Le pays est en déclin. Tel est le jugement d’une majorité de Français en cette rentrée 2020. Ce n’est pas nouveau mais la crise sanitaire et ses conséquences économiques, autant que le sentiment d’insécurité, ont fait repartir la courbe à la hausse.
Par Vincent de Bernardi
C’est ce que révèle la dernière livraison de l’étude Fractures françaises du Cevipof réalisée par Ipsos début septembre. Dans un pays rempli de déclinologues, il n’en fallait pas plus pour apporter de l’eau à leur moulin. Oui, le pays régresse, s’enfonce, recule, décroche sous l’effet de multiples facteurs. Pour les éternels optimistes, le climat n’est pas clément. Pourtant, à y regarder de plus près, une majorité de Français estime que ce déclin n’est pas irréversible. Ouf ! même s’ils sont 27% à penser le contraire. Bien que la crise sanitaire ait accentué l’inquiétude générale, c’est la question de l’insécurité et le niveau de la délinquance qui pèsent sur le jugement des Français, en particulier à droite. En un an, la préoccupation sécuritaire a bondi de 18% passant loin devant l’avenir du système social. En voulant mettre fin à « l’ensauvagement de la société », le ministre de l’Intérieur n’a pas seulement lancé un débat qui a tourné à la polémique y compris dans son propre camp, il a fait renaître une thématique qui pourrait bien devenir le sujet d’affrontement de la prochaine élection présidentielle. À tel point que 7 français sur 10 interrogés par l’Ifop jugent justifié l’usage de ce terme pour désigner l’évolution de l’insécurité en France. Et au diable si le mot ensauvagement est emprunté au lexique d’extrême droite et au brûlot sécuritaire de Laurent Obertone, auteur de La France, Orange mécanique qui avait fait beaucoup de bruit lors de sa sortie en 2013. En parlant d’ensauvagement, Gérald Darmanin a mis un mot sur l’idée d’une « décivilisation », partagée par ceux qui ont le sentiment d’une rupture culturelle avec les plus jeunes, d’une faillite de l’école républicaine, de l’éducation des parents…
De Chevènement à Sarkozy
Il n’est pas le premier et sans doute pas le dernier à user de ce langage pour qualifier une situation sensée donner un avantage électoral comparatif à qui sait s’en saisir au bon moment. On se souvient des « sauvageons » de Jean-Pierre Chevènement, des « racailles » de Nicolas Sarkozy.
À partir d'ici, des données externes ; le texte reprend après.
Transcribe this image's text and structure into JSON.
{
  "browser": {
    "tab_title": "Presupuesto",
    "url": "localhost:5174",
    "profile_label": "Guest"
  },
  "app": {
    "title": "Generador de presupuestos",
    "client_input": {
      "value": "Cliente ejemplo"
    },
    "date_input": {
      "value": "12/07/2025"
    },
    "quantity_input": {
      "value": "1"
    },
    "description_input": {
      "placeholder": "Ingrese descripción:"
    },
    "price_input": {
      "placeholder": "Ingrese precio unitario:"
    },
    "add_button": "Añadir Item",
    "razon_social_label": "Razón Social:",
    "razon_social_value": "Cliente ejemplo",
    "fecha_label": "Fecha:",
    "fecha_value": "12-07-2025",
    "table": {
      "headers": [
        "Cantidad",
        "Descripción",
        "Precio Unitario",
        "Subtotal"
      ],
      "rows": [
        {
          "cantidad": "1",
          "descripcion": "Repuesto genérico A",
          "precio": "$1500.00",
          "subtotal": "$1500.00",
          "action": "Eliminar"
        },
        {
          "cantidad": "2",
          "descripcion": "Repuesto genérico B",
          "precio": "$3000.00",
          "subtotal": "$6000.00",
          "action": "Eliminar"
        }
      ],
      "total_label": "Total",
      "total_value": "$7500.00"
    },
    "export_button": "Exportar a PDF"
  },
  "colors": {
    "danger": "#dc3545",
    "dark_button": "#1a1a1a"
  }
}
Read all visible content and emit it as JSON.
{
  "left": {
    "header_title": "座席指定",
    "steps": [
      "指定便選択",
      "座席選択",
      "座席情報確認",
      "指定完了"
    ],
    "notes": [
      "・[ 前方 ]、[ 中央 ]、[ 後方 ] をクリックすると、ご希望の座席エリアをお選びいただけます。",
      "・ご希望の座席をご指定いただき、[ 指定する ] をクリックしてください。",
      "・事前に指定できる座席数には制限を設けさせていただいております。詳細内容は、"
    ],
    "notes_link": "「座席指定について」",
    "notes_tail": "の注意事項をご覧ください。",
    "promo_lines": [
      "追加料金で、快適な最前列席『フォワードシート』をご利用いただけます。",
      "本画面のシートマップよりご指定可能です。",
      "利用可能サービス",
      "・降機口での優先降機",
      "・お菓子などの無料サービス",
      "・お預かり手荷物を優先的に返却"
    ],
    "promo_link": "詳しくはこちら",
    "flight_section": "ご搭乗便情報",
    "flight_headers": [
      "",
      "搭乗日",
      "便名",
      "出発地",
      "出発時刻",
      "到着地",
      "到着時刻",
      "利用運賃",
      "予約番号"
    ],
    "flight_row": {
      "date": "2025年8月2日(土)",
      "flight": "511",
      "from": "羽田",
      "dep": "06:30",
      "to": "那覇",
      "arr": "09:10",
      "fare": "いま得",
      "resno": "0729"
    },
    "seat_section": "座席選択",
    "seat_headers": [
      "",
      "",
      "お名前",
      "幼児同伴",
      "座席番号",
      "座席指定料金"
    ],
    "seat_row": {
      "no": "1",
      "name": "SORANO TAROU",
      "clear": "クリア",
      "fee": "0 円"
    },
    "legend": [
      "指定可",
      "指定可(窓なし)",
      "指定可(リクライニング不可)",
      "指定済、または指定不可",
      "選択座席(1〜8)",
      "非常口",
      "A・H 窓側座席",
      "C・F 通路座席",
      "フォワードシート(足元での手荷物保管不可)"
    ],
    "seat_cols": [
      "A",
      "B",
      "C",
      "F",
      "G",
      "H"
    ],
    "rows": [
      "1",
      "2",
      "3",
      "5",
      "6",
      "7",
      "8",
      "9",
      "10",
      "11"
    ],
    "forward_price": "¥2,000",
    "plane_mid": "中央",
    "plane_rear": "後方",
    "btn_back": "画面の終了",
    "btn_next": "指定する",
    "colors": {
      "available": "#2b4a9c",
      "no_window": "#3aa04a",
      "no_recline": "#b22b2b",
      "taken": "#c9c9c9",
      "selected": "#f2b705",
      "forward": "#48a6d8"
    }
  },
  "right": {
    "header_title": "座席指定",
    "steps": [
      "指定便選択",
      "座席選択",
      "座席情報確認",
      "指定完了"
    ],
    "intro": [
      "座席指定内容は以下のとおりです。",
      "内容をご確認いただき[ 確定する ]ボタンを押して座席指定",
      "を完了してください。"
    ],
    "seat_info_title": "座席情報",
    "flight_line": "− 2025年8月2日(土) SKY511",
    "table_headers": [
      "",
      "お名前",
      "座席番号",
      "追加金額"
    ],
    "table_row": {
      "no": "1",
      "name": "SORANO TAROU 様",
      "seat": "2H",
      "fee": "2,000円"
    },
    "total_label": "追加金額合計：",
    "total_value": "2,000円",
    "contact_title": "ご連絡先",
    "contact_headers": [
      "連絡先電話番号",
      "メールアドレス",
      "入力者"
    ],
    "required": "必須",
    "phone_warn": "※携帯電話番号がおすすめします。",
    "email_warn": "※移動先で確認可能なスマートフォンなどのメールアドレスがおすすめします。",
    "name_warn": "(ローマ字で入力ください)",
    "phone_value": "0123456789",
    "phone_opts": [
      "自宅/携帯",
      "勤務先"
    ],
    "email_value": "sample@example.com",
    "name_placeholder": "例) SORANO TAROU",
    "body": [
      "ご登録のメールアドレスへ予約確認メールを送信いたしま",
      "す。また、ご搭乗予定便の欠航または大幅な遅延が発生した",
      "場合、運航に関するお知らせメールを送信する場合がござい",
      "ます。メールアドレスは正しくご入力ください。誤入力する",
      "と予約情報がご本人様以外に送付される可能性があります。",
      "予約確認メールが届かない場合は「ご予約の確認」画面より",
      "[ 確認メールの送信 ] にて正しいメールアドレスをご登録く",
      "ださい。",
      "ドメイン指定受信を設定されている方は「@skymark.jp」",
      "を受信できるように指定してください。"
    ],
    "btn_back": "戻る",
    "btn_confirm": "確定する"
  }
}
La sémiologue Mariette Darrigrand souligne que le passage de « sauvageons » à « racailles » puis à « ensauvagement », correspond à une intensification du langage destiné à faire écran et éviter de parler des sujets, très complexes, de criminalité en France.
Déjà à l’époque, l’usage de ce vocabulaire martial avait défrayé la chronique. Il y a 20 ans, seule une minorité de Français était choquée par le terme de « sauvageons » : 15% seulement le trouvaient « trop dur », soit une proportion comparable à celle d’aujourd’hui pour « ensauvagement » (19%). Ainsi, si l’opinion ne partage pas l’indignation d’une grande part des figures intellectuelles de gauche sur ces questions de sémantique, force est de constater que cela n’a rien de nouveau. En revanche, c’est l’hostilité grandissante de l’opinion à toute forme de laxisme dans la réponse pénale qui est nouveau : près des trois quarts des Français (73%) partagent le sentiment que globalement les juges en France « ne sont pas assez sévères », soit une proportion en hausse continue depuis dix ans (51% en 2011). Et dans le détail, un quasi-consensus apparaît pour dénoncer ce manque de sévérité en matière « d’agressions physiques contre les personnes »(86%) et « de crimes sexuels »(87%). Ainsi, jamais le « laxisme des juges » n’a été autant rejeté par les Français.
Stratégie politique
Point noir du macronisme, la sécurité redevient, en tout cas, un sujet central dans une période de grande incertitude politique. Et même si les chiffres de la délinquance ne montrent pas de manière absolument évidente une dégradation.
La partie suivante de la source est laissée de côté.